Though I have spent much of my career attempting to help those convicted of crimes transition back into society, I did not fully understand the impact of collateral consequences until late in my career.  Their significance hit home when I was giving a tour of the Federal Medical Center in Butner, North Carolina to participants of a reentry conference at Duke’s School of Law.  Joining us on the tour was a former inmate who had been invited by the Chief Judge for the Western District of North Carolina.  The man had been barbering for almost twenty years since his release and had no subsequent criminal involvement.  But his twenty-plus year-old federal drug conviction rendered him ineligible for the Small Business Administration he needed to open his own barber shop.  Hearing this, I suddenly became aware that collateral consequences were far more commonplace and restrictive than I had previously assumed.

According to the National Inventory of the Collateral Consequences of Conviction (NICCC), there are over 47,000 collateral consequences imposed by state and federal law, many of which make it unnecessarily difficult for prisoners to succeed on the outside.  Most of these laws and rules were enacted with the well-intentioned goal of protecting public safety, but, by posing obstacles to successful reentry, many of these laws have the opposite effect.  I say this based on forty-two years of experience in correctional management, during which I have seen multitudes of prisoners enter, leave, and, all too-often, return to prison.

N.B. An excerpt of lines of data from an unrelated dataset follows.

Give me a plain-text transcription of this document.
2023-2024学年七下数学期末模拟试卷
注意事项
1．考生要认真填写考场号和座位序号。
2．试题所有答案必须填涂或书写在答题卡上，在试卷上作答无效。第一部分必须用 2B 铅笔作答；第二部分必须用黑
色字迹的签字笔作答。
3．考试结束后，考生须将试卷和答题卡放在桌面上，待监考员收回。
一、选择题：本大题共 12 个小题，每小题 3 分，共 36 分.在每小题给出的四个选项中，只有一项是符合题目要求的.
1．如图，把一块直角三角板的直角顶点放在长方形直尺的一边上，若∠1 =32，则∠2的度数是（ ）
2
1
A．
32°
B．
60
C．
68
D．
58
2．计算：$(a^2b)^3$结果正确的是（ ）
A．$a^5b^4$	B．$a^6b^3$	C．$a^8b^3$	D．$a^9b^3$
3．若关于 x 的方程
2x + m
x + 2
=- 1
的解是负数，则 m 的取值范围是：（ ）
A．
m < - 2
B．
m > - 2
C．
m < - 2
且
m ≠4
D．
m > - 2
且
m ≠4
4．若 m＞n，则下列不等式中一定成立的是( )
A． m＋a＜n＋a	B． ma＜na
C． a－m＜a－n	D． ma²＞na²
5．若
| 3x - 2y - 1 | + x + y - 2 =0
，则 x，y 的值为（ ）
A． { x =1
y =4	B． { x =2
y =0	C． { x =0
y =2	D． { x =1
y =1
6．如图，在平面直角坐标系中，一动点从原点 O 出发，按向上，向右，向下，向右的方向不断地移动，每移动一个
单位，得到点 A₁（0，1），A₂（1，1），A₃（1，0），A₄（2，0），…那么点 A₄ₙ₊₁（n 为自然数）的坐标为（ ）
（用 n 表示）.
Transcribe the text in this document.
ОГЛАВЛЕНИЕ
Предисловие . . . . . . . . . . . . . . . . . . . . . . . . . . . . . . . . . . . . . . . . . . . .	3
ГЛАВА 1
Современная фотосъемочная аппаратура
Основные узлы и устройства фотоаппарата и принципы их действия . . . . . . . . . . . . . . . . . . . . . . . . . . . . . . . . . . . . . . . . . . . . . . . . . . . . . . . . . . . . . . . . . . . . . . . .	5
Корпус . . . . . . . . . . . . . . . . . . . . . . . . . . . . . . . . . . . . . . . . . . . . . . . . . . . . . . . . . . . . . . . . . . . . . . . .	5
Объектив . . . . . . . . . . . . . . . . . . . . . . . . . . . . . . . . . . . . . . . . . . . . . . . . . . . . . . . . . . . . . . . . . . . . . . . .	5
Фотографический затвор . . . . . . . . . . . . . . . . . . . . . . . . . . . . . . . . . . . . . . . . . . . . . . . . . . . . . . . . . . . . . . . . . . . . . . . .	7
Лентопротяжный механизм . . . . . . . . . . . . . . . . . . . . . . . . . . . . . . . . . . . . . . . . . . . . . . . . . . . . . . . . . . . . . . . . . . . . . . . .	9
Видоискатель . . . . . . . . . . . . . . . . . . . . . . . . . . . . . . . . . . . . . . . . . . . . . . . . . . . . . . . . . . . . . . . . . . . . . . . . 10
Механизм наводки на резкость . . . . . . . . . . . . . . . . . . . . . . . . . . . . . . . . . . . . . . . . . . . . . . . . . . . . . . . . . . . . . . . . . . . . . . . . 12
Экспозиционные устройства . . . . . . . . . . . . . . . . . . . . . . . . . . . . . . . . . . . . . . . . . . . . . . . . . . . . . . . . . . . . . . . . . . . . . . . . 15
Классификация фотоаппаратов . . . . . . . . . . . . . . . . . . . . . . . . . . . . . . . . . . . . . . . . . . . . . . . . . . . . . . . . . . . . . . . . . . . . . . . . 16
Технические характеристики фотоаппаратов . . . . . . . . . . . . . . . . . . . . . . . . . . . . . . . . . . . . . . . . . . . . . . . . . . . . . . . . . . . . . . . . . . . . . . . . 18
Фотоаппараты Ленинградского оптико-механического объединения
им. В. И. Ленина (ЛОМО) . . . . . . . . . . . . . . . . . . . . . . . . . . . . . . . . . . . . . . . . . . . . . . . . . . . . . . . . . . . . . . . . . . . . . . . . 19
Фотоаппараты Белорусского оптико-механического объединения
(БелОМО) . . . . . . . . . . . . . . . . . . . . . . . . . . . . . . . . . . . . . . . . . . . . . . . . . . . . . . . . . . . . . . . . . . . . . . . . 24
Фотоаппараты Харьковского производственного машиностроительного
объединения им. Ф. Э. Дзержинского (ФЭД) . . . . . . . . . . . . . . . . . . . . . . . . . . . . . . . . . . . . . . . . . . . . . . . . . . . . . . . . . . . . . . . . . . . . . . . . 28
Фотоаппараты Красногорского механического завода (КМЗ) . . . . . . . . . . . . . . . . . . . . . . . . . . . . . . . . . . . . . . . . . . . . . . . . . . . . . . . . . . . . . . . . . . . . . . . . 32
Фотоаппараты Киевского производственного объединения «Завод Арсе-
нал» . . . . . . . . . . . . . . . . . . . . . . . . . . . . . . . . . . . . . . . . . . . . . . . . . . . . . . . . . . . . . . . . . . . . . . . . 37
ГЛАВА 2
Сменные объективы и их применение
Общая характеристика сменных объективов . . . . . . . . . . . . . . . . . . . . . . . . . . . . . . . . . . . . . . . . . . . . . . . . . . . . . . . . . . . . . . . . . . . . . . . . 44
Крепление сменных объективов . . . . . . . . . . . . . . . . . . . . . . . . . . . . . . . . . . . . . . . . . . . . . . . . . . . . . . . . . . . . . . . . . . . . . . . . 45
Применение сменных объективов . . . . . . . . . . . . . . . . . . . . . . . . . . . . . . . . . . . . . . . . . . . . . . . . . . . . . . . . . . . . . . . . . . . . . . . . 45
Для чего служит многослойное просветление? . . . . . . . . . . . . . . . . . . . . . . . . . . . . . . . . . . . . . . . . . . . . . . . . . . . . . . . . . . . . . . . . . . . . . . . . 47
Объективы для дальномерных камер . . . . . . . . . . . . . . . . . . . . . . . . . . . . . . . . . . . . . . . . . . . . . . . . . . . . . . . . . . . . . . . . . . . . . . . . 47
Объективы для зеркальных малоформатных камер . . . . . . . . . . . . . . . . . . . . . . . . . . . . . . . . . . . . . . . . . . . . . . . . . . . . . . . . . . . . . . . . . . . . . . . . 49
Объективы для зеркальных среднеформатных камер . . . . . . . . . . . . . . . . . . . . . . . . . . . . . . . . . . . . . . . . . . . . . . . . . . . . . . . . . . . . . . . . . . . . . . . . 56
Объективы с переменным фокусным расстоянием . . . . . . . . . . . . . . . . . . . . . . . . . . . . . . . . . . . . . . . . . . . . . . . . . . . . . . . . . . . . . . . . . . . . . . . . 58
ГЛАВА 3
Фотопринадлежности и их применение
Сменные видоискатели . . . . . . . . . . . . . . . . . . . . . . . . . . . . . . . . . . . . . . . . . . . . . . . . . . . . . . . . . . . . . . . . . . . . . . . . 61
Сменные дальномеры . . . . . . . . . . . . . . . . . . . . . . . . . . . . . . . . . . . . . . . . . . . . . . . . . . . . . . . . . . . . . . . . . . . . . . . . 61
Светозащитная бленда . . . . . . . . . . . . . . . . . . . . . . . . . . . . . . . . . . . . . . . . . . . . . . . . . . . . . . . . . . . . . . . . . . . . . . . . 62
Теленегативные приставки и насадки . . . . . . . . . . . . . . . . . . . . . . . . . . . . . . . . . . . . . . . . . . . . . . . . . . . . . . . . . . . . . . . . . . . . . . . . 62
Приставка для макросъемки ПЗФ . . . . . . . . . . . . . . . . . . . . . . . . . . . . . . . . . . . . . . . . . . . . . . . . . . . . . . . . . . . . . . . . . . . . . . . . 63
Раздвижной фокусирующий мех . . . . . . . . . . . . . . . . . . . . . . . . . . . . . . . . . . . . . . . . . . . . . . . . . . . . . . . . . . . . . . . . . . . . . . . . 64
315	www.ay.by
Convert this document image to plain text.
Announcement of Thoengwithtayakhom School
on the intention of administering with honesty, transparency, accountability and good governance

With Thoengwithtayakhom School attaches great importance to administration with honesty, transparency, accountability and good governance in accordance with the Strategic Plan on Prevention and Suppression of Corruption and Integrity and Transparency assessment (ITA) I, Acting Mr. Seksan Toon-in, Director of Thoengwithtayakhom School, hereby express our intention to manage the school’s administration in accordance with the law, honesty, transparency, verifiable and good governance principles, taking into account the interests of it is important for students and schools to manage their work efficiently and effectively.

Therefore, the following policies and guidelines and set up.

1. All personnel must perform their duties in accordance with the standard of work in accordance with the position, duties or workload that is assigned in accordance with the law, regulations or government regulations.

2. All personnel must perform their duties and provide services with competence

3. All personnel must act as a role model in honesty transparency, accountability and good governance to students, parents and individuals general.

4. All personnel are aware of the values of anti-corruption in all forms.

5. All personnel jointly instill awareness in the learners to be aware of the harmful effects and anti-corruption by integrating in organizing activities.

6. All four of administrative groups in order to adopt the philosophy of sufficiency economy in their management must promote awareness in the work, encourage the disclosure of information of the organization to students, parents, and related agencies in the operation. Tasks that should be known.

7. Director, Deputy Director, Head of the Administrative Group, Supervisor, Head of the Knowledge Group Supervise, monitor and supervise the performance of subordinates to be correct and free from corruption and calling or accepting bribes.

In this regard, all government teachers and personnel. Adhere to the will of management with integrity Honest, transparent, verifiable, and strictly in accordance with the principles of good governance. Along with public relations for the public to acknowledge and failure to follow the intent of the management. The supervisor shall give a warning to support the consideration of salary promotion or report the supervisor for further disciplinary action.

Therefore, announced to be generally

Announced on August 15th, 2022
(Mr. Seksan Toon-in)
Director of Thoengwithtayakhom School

Reducing recidivism requires expanding opportunities to those with criminal records, not reducing them.  My correction colleagues and I would often say, anecdotally, that if the sixty percent in the middle of the normal distribution curve of those released had not found a decent job with a living wage in 90-120 days, then they would likely return to criminal behavior and, inevitably, to prison. The reality underlying that assumption has been borne out in numerous of studies.  Most notably, a RAND study empirically demonstrated that inmate education and vocational training reduces recidivism.  The Second Chance Pell Pilot program (which is experimenting with reversing the 1994 policy barring prisoners from receiving Pell grants to fund college tuition) shows that the Administration recognizes this reality.  Critics of such programs wonder why prisoners should get a free ride while law-abiding citizens pay for their own educational costs.  The answer is simple: Because 95% of prisoners will be returning to the community, and we know that those who are better equipped to succeed pose less risk.  Everyone benefits when we remove the unreasonable barriers limiting opportunities for current and former inmates.

But we cannot begin to address the problem posed by collateral consequences until we understand it.  Too many lawyers, legislators, and others involved in the system are unaware of the impact that these civil penalties have on reentry and recidivism, just as I was until fairly recently.   Studies and inventories of collateral consequences, like the NICCC and C-CAT maintained by the UNC-Chapel Hill School of Government here in North Carolina, are working to change that.  But reform requires policy-makers to pay attention.  In the past few years I have written several letters to legislators and policy-makers on the subject of collateral consequences.  Rarely have I received more than a generic response thanking me for my comments.  Hopefully, other interested parties are having better luck raising awareness.

Focusing on sentencing reform and reentry programming is important, but they are only two pieces of the puzzle.  By failing to fully review the role of collateral consequences at all levels we are cutting a leg off of a three-legged stool and undercutting our efforts to encourage the success of returning citizens and the safety of our communities.

 

 

Art Beeler

Art Beeler is a Clinical Assistant Professor at North Carolina Central University, and a Commissioner with the North Carolina Sentencing Commission. He retired as the Complex Warden at the federal correctional facility in Butner, North Carolina in 2009, after over three decades of service in the federal prison system.